In 1967, scientists decided to edit time. At the 13th annual meeting of the International Committee of Weights and Measures, a committee determined that the "scientific second" should be based on the radiation cycles of an atom of cesium-133, one of the most stable atoms. More specifically, the second was defined thus: "The second is the duration of 9,192,631,770 periods of the radiation corresponding to the transition between the two hyperfine levels of the ground state of the caesium-133 atom."
Scientists' calculations, satellite movements, carefully coordinated communications, spaceflight, and so much more depend on measurement, using units like the second. Exact measurements can, and have, been the dividing line between life and death. This is why scientists are now re-standardizing four units: the ampere, Kelvin, kilogram, and mole.

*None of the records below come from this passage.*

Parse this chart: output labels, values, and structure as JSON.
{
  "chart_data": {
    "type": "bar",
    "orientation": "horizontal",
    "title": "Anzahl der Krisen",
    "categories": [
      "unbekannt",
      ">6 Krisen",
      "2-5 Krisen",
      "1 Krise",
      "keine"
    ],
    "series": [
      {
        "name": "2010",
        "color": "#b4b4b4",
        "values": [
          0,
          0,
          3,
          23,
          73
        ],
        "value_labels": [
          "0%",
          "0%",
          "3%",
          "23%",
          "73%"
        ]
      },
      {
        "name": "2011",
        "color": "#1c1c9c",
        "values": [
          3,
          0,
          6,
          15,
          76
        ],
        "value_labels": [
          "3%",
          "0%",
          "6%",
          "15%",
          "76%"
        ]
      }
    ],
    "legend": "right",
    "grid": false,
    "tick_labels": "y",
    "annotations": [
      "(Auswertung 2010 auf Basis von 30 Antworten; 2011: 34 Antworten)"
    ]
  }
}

It seems to be common knowledge that the Earth rotates consistently and exactly, giving us 24-hour days and time measured in minutes, seconds, weeks, and years. But nature isn't this neat and clean; however slightly it might be, Earth's orbit and rotation vary. Historic units might be based on factors that change glacially over time or weren't precisely determined from the beginning. And while our ancestors might have been able to use the Earth's natural movement and placement in the Universe as an indicator, our advanced, modern technology requires heightened precision.
“It makes sense to have your measurement system based on true invariants of nature," said David Newell, a physicist at the National Institute of Standards and Technology, to Wired.
By using improved, precise measuring techniques, scientists from around the world are looking to make existing measurements even more accurate.
Measuring the Future
Researchers looking to improve these measurements have sent their final computations to The General Conference on Weights and Measures (CGPM). There, the measurements will be discussed, and as early as next year, every existing unit — minus the candela — will be based on a natural, fundamental constant like the speed of light.
The kilogram, for instance, was determined in 1889 using the mass of a well-polished cylinder made of platinum-iridium, which was cast to represent the mass of a cubic decimeter of water. The problem with this standard is that it is not constant: the international standard, stored in a vault outside of Paris, gains about 50 micrograms every century due to dust accumulation. To make this measurement more exact and based off of a universal constant, scientists are using Planck's constant. Similar changes and improvements are being made for the other three units as well.
By embedding our measurements in universal constants, we will be able to reliably, consistently measure beyond a shred of a doubt, no matter what else changes.
“One of the very early sources of anger of the people in France was the lack of a universally fair measuring system,” said Martin Milton, the director of the International Bureau of Weights and Measures, to Wired. Standardized constants for goods like grain once protected buyers and sellers from being cheated; today, they protect the forward motion of our species. Whether you are trying to launch a rocket to an exact place in the galaxy or you are simply trying to weigh yourself, exacting measurements will allow for the progress of science and innovation. As we advance and grow, we measure.